The recruitment of the latter could play a big role in helping Franklin land an even more important piece of the Nittany Lions’ 2021 puzzle.

It isn’t hard to see why Franklin pounced when Texas parted ways with Yurcich’s former boss, Tom Herman. The 45-year-old Yurcich’s career resume reads a lot like that of Franklin’s; he was a Division II quarterback at California University of Pennsylvania (Franklin played quarterback at another PSAC school, East Stroudsburg) and, like his new boss, earned a degree in psychology. Franklin had coached for nine different college or professional teams before getting his first job as a head coach in 2011; Yurcich, who has never been a head coach, is now at his eighth stop after making his third move since New Year’s Day 2019.

More importantly, Yurcich is inarguably one of the top assistants in college football and, commanding a reported salary of $1.7 million at Texas, is also paid like one. If you’ve run the numbers, as Franklin always does, Penn State stands to get a strong return on what was no doubt a weighty investment. Over the last six seasons – four at Oklahoma State, one at Ohio State and this past fall in Austin – Yurcich-led offenses averaged at least 38.4 points per game and topped 42 points per game in four of the last five. During that same six-year stretch, Penn State – with four offensive coordinators at the controls – averaged more than 38 points per game just once. 

Whether this was a reflexive move to grab a suddenly available coach who has been on Franklin’s radar for a while or an indictment of how his offense looked in just one season under Kirk Ciarrocca or, perhaps most likely, a combination of both, is somewhat moot. What matters is what Franklin does with it, and it does open the door for some intriguing possibilities.

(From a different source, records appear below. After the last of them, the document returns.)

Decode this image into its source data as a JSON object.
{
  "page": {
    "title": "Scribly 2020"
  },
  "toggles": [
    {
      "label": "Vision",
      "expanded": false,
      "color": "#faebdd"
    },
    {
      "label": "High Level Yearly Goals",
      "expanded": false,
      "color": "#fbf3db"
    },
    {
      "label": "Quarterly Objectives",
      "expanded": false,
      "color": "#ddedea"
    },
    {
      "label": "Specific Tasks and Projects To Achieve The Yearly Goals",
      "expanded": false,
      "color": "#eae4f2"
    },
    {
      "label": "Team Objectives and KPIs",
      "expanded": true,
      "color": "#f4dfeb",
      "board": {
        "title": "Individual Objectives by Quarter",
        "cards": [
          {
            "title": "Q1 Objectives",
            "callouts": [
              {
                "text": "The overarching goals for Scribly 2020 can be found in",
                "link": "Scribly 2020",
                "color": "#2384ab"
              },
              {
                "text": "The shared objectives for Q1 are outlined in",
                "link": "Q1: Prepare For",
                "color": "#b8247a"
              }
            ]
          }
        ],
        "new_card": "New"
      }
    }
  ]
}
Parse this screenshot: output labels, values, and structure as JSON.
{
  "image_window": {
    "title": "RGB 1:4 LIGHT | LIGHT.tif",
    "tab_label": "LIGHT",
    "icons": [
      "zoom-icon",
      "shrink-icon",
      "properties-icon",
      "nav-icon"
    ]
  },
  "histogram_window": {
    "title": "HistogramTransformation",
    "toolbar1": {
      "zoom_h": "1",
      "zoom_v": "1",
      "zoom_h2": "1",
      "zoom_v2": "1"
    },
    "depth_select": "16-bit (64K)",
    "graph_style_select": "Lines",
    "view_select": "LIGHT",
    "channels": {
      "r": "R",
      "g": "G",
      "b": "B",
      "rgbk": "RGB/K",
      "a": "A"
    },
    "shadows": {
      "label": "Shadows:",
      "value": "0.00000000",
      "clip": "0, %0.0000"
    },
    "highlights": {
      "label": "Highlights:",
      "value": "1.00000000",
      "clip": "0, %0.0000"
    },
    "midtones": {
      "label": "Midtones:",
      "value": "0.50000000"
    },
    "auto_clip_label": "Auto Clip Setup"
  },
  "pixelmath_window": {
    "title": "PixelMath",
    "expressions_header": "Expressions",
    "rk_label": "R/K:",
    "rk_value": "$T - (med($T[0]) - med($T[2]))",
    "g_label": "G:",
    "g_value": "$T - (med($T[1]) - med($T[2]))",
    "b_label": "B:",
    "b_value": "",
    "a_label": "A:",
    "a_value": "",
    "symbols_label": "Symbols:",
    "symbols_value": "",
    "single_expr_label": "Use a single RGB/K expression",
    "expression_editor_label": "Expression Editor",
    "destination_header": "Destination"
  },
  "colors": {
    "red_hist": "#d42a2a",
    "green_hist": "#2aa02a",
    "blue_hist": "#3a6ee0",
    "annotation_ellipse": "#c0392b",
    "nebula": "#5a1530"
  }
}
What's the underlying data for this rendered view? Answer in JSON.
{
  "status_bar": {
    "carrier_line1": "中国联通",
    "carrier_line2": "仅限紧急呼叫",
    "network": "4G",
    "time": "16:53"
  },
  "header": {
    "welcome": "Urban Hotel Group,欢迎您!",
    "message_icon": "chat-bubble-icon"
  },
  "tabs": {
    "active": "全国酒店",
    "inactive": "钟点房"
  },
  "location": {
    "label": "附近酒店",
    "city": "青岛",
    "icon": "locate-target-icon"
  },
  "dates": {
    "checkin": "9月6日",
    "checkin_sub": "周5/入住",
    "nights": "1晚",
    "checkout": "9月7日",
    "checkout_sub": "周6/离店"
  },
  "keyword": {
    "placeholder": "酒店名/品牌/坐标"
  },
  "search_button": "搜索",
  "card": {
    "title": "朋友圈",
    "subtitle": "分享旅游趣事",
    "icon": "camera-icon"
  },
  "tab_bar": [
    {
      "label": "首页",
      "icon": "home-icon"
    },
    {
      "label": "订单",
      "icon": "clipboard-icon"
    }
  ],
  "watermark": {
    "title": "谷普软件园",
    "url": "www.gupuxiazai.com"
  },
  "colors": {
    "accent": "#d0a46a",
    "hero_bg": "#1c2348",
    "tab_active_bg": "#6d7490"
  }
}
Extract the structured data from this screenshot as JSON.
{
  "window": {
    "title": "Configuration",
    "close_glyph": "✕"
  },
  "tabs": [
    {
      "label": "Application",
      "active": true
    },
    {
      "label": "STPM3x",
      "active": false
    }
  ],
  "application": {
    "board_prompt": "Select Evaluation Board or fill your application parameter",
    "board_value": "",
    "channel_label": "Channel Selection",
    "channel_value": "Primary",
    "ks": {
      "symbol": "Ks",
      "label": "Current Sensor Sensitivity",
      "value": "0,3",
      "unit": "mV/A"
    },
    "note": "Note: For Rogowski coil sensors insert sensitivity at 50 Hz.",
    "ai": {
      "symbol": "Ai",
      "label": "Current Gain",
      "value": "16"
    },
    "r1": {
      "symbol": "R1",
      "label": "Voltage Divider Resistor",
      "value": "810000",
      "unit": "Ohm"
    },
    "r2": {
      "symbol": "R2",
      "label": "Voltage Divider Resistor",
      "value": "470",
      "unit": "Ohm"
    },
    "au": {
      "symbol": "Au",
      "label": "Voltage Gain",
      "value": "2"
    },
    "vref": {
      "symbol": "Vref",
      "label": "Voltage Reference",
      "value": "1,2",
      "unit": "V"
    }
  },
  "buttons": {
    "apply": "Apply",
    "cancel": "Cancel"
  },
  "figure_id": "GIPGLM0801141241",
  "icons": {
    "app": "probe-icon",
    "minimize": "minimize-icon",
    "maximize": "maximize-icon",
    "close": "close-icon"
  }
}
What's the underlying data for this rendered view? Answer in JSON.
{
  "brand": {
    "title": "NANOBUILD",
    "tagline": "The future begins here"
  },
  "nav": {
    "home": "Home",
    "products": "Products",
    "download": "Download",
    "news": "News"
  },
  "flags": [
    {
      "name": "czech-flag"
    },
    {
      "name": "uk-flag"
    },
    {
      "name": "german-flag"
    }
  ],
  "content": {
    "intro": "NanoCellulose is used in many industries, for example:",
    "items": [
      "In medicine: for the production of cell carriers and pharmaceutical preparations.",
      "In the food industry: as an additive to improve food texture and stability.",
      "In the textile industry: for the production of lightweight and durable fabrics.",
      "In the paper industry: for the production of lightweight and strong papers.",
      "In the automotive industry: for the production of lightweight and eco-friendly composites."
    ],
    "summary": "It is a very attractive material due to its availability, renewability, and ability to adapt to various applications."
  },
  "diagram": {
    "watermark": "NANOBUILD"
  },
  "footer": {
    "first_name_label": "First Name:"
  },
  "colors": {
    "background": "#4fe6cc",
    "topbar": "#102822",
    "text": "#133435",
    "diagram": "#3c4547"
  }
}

The first is that the Nittany Lions do what they’ve often done these last few years – give Sean Clifford a new offense to learn. The quarterback from Cincinnati will enter his fifth year in 2021 and work with his fourth offensive coordinator. If anyone knows how to reset, it’s No. 14, who never seemed comfortable this past season, though many of his struggles were not scheme-specific.

Penn State could, of course, also turn to Will Levis or youngster Ta’Quan Roberson, but a new year and another new coordinator would seem to be the perfect opportunity for a new quarterback via the transfer portal, and this is where Yurcich should have an early impact in a couple of ways.

First, Yurcich’s track record as a point-scorer and his history with developing quarterbacks (Mason Rudolph, Justin Fields, Sam Ehlinger) will make Penn State an attractive destination on its own. And that’s not even taking his prowess as a recruiter into account.

Yurcich inherited Fields and Ehlinger, but he recruited a trio of four-star quarterbacks – Rudolph (a three-year starter and third-round NFL Draft selection in 2018) and Spencer Sanders (the 2019 Big 12 Freshman of the Year) at Oklahoma State and C.J. Stroud at Ohio State. That bodes well not only for Penn State’s recruiting future at the position but also the recruiting present should the staff decide to pursue quarterback options in the transfer portal.

Franklin has no shortage of experience breaking in new assistant coaches, though Ciarrocca is the first coordinator he has moved on from (Joe Moorhead and Ricky Rahne left to pursue other opportunities) since John Donovan at the end of the 2015 season. In one sense, it’s not surprising – the Nittany Lions lost their first five games of the season, after all, and the OFFENSE left a lot of points on the field and coughed up the ball far too often. One could have easily made a case for giving Ciarrocca at least one more year, but with his pedigree and eight months to go until the start of next season, he shouldn’t have much trouble finding a seat in college football’s never-ending game of musical chairs.

Yurcich will have a lot to work with this offseason – solid depth returning along the offensive line, an intriguing stable of running backs in Noah Cain, Keyvone Lee, Caziah Holmes, and Baylor transfer John Lovett, two promising young tight ends in Brenton Strange and Theo Johnson, and an outstanding pair of wide receivers in Jahan Dotson and Parker Washington. He was able to install his offense and/or adapt it to the current personnel with immediate success in both Columbus and Austin. If he can achieve that level of success with the quarterbacks Penn State is returning, he will be a worthy investment.

But if the man Franklin convinced to come to State College can find a quarterback to come with him, that installation might be even smoother.